After the bombing of Hiroshima, some members of Japan’s supreme war council favored acceptance of the Potsdam Declaration, but the majority resisted unconditional surrender. Things grew worse when the USSR declared war against Japan. Then, a second atomic bomb was dropped on  Nagasaki.

About midnight on August 9,  Emperor Hirohito convened the supreme war council. After a long, emotional debate, the council obeyed his order to accept the Allied peace terms.

On August 12 the United States replied: “The authority of the emperor and the Japanese government to rule the state shall be subject to the Supreme Commander of the Allied Powers.” After two days of debate within the council, Hirohito ignored the nuances in the text and ordered the Japanese government to prepare a surrender message.

During the night of August 15, 1945 a military coup, the Kyūjō incident was attempted by a faction led by Major Kenji Hatanaka. The rebels seized control of the imperial palace and burned Prime Minister Suzuki’s residence. Shortly after dawn the coup was crushed and the leaders committed suicide.

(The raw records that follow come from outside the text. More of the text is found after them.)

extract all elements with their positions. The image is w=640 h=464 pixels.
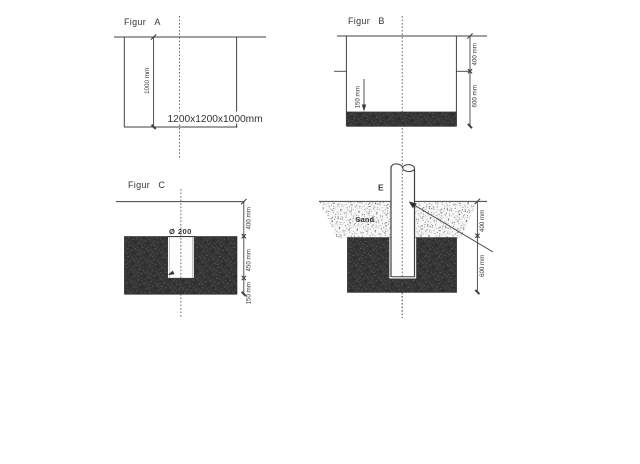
- svg-text:600 mm: 600 mm: [479, 255, 486, 277]
- svg-text:600 mm: 600 mm: [472, 85, 479, 107]
- svg-text:150 mm: 150 mm: [245, 282, 252, 304]
- svg-text:400 mm: 400 mm: [479, 210, 486, 232]
- svg-text:400 mm: 400 mm: [245, 207, 252, 229]
- svg-text:Figur A: Figur A: [124, 17, 161, 27]
- svg-text:400 mm: 400 mm: [472, 43, 479, 65]
- svg-text:1200x1200x1000mm: 1200x1200x1000mm: [168, 114, 263, 125]
- svg-text:Ø 200: Ø 200: [169, 227, 192, 236]
- svg-text:E: E: [378, 183, 384, 193]
- svg-text:1000 mm: 1000 mm: [144, 68, 151, 94]
- svg-text:150 mm: 150 mm: [355, 86, 362, 108]
- svg-text:Figur B: Figur B: [348, 16, 385, 26]
- svg-text:450 mm: 450 mm: [245, 249, 252, 271]
- svg-text:Figur C: Figur C: [128, 180, 165, 190]
- svg-text:Sand: Sand: [356, 215, 375, 224]
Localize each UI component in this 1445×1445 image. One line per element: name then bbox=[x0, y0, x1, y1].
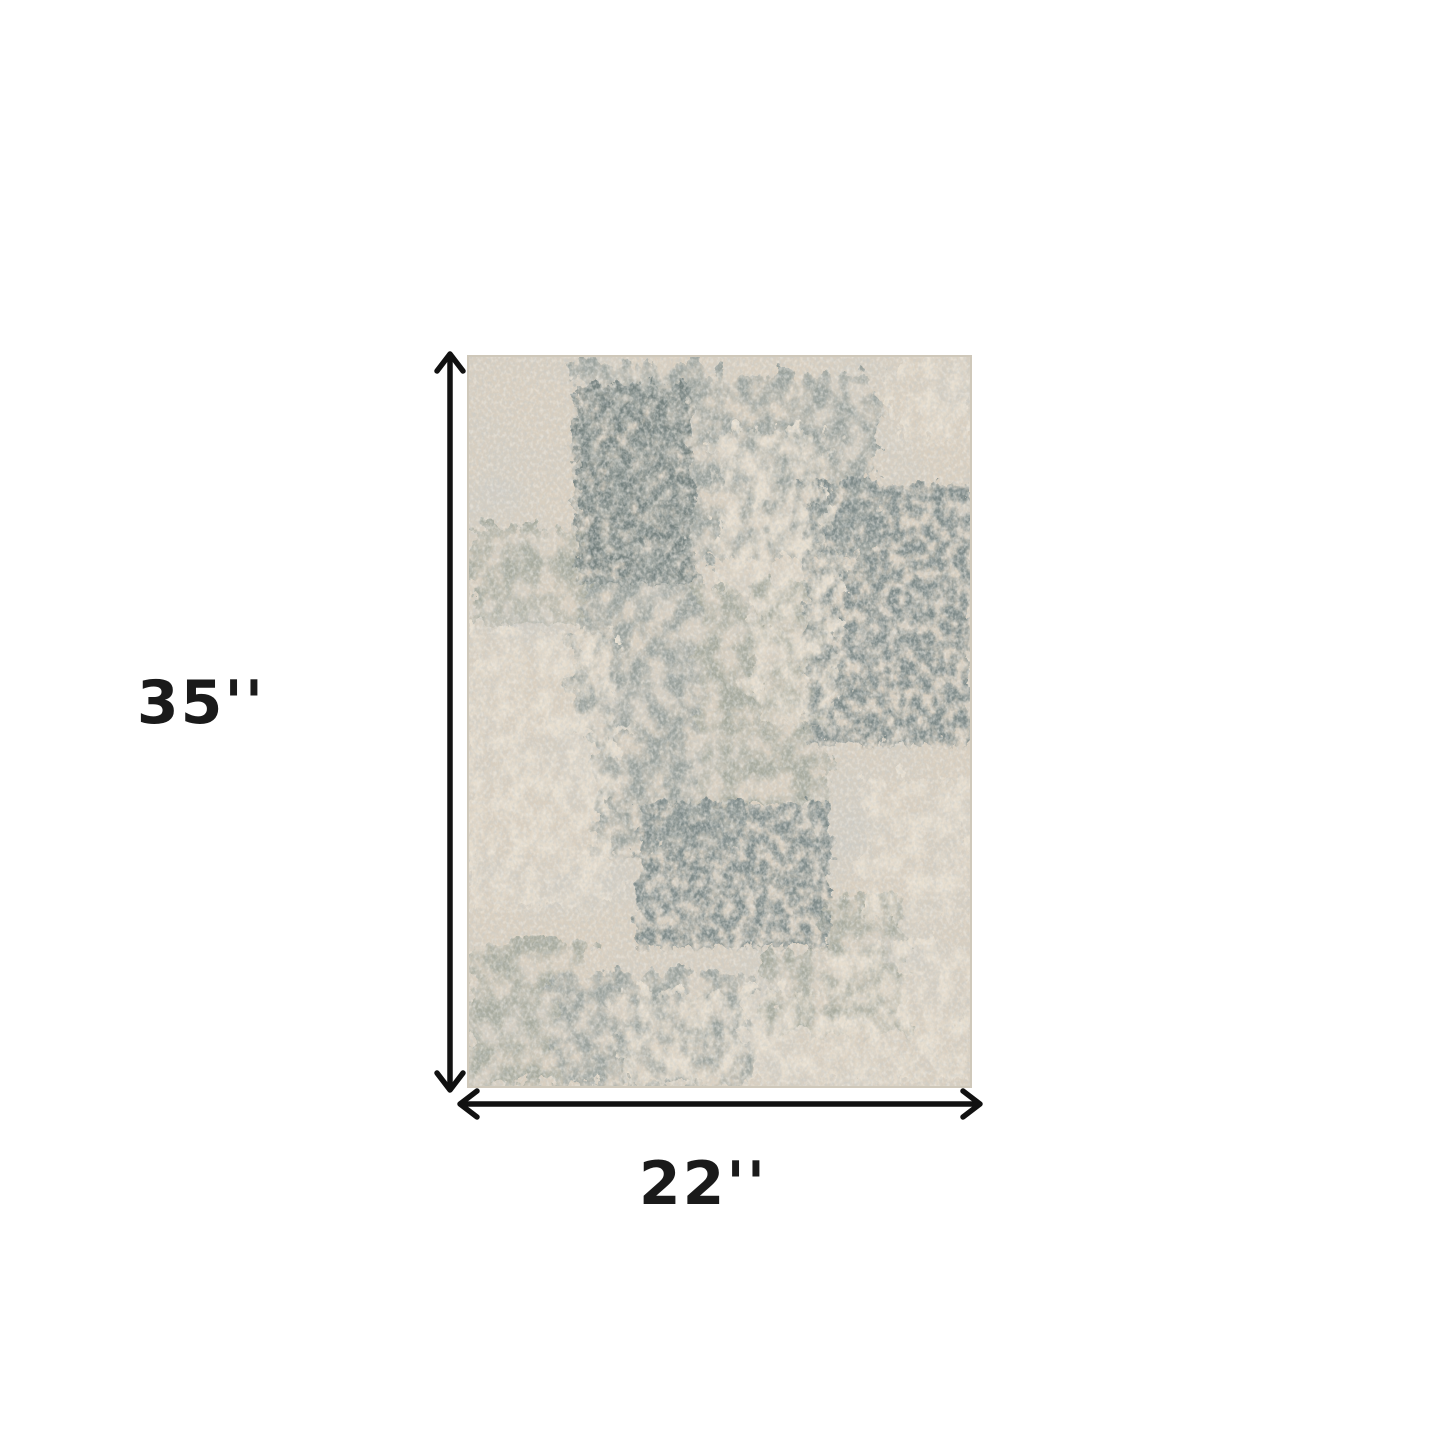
width-arrow-icon bbox=[460, 1091, 980, 1117]
height-dimension-label: 35'' bbox=[137, 668, 265, 738]
width-dimension-label: 22'' bbox=[639, 1149, 767, 1219]
rug-image bbox=[467, 355, 972, 1088]
rug-grain-cream bbox=[467, 355, 972, 1088]
height-arrow-icon bbox=[437, 354, 463, 1090]
product-dimension-diagram: 35'' 22'' bbox=[0, 0, 1445, 1445]
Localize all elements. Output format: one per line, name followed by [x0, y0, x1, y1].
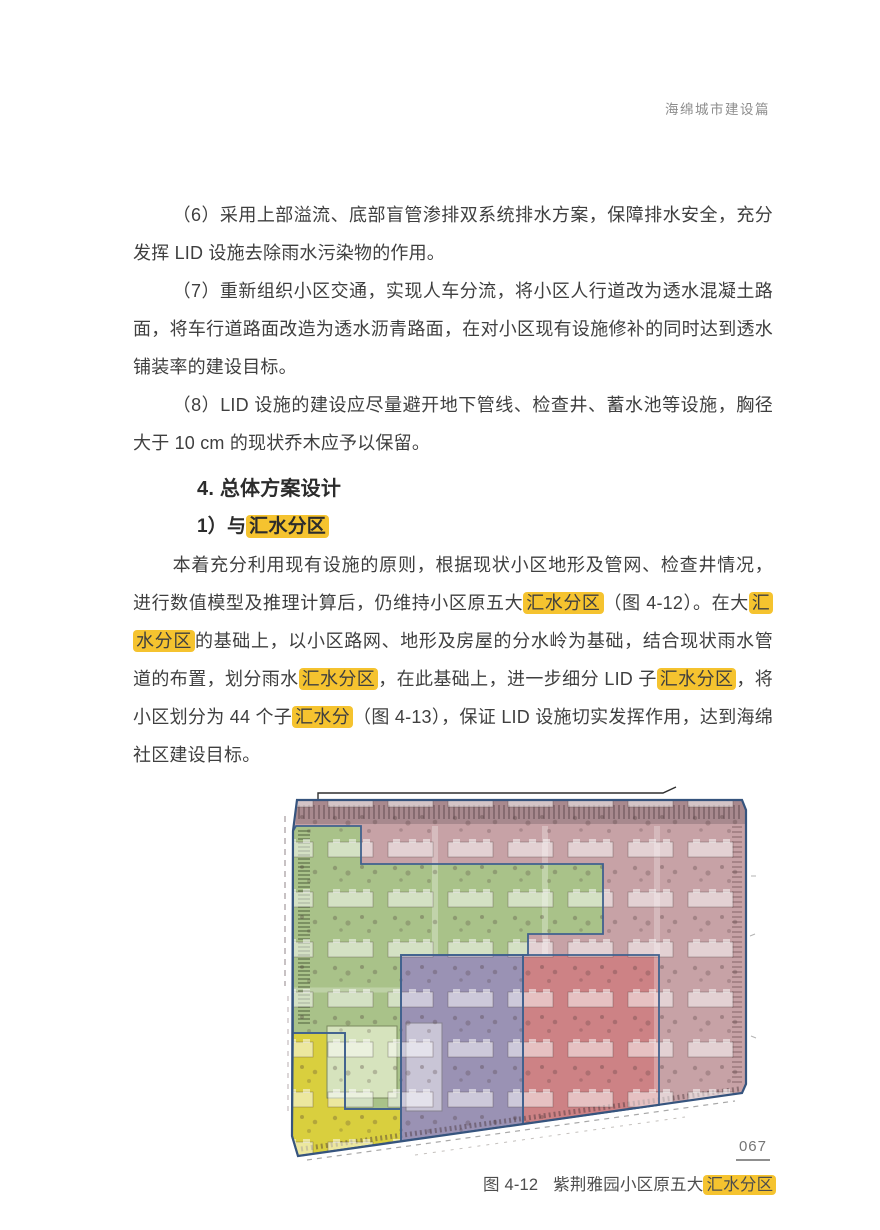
sub-heading: 1）与汇水分区	[197, 508, 773, 546]
site-plan-map	[265, 786, 757, 1164]
book-page: { "page": { "header_title": "海绵城市建设篇", "…	[0, 0, 880, 1230]
paragraph-6: （6）采用上部溢流、底部盲管渗排双系统排水方案，保障排水安全，充分发挥 LID …	[133, 196, 773, 272]
highlighted-text: 汇水分区	[299, 668, 379, 690]
sketch-right-mark-3	[751, 1036, 756, 1038]
highlighted-text: 汇水分区	[246, 515, 329, 538]
paragraph-8: （8）LID 设施的建设应尽量避开地下管线、检查井、蓄水池等设施，胸径大于 10…	[133, 386, 773, 462]
figure-4-12	[265, 786, 757, 1164]
text-run: （图 4-12）。在大	[604, 593, 749, 613]
sketch-right-mark-2	[750, 934, 755, 936]
main-paragraph: 本着充分利用现有设施的原则，根据现状小区地形及管网、检查井情况，进行数值模型及推…	[133, 546, 773, 774]
figure-caption-text: 紫荆雅园小区原五大	[553, 1176, 703, 1194]
page-header-title: 海绵城市建设篇	[665, 98, 770, 118]
text-run: 1）与	[197, 516, 246, 537]
figure-caption: 图 4-12紫荆雅园小区原五大汇水分区	[483, 1172, 773, 1198]
page-number: 067	[736, 1138, 770, 1161]
paragraph-7: （7）重新组织小区交通，实现人车分流，将小区人行道改为透水混凝土路面，将车行道路…	[133, 272, 773, 386]
highlighted-text: 汇水分区	[657, 668, 737, 690]
figure-caption-label: 图 4-12	[483, 1176, 538, 1194]
figure-caption-highlight: 汇水分区	[703, 1175, 776, 1195]
highlighted-text: 汇水分区	[523, 592, 603, 614]
highlighted-text: 汇水分	[292, 706, 353, 728]
text-run: ，在此基础上，进一步细分 LID 子	[378, 669, 657, 689]
page-content: （6）采用上部溢流、底部盲管渗排双系统排水方案，保障排水安全，充分发挥 LID …	[133, 196, 773, 1198]
section-heading: 4. 总体方案设计	[197, 470, 773, 508]
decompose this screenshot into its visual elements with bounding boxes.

At noon, Emperor Hirohito went on national radio for the first time to announce the Japanese surrender. In  court language, unfamiliar to his subjects, he said: “We have resolved to pave the way for a grand peace for all the generations to come by enduring the unendurable and suffering what is insufferable.”

終戦の詔書 Emperor Hirohito Rescript at WWII end, English Translation

Japanese citizens in front of the Imperial palace on August 15, 1942. (dailymail.co.uk)

President Truman appointed General Douglas MacArthur to head the Allied occupation of Japan as Supreme Commander of the Allied Powers. The site of Japan’s formal surrender on September 2, 1942, was the seasoned battleship USS Missouri, anchored in Tokyo Bay along with 250 other Allied warships.

THE JAPANESE SURRENDER DOCUMENTS – WWII:

(1) – We…agree that Japan shall be given an opportunity to end this war.

(2) – …determination of all the Allied Nations to prosecute the war against Japan until she ceases to resist.

(3) -The result of the futile and senseless German resistance to the might of the aroused free peoples of the world stands forth in awful clarity as an example to the people of Japan…

(4) -The time has come for Japan to decide whether she will continue…or whether she will follow the path of reason.

(5) Following are our terms. We will not deviate from them. There are no alternatives. We shall brook no delay.

(6) There must be eliminated for all time the authority and influence of those who have deceived and misled the people of Japan into embarking on world conquest, for we insist that a new order of peace, security and justice will be impossible until irresponsible militarism is driven from the world.

(7) Until such a new order is established AND until there is convincing proof that Japan’s war-making power is destroyed, points in Japanese territory to be designated by the Allies shall be occupied to secure the achievement of the basic objectives we are here setting forth.

(8) The terms of the Cairo Declaration shall be carried out and Japanese sovereignty shall be limited to the islands of Honshu, Hokkaido, Kyushu, Shikoku, and such minor islands as we determine.

(9) The Japanese military forces, after being completely disarmed, shall be permitted to return to their homes with the opportunity to lead peaceful and productive lives.

(10) We don not intend that the Japanese shall be enslaved as a race or destroyed as a nation, but stern justice shall be meted out to all war criminals, including those who have visited cruelties upon our prisoners. The Japanese Government shall remove all obstacles to the revival and strengthening of democratic tendencies among the Japanese people. Freedom of speech, of religion and of thought, as well as respect for the fundamental human rights, shall be established.

(11) Japan shall be permitted to maintain such industries as will sustain her economy and permit the exaction of just reparations in kind, but not those which would enable her to rearm for war. To this end, access to, as distinguished from control of, raw materials shall be permitted. Eventual Japanese participation in world trade relations shall be permitted.

(12) The occupying forces of the Allies shall be withdrawn from Japan as soon as these objectives have been accomplished and there has been established, in accordance with the freely expressed will of the Japanese people, a peacefully inclined and responsible Government.

(13) We call upon the Government of Japan to proclaim now the unconditional surrender of all Japanese armed forces, and to provide proper and adequate assurances of their good faith in such action. The alternative for Japan is prompt and utter destruction.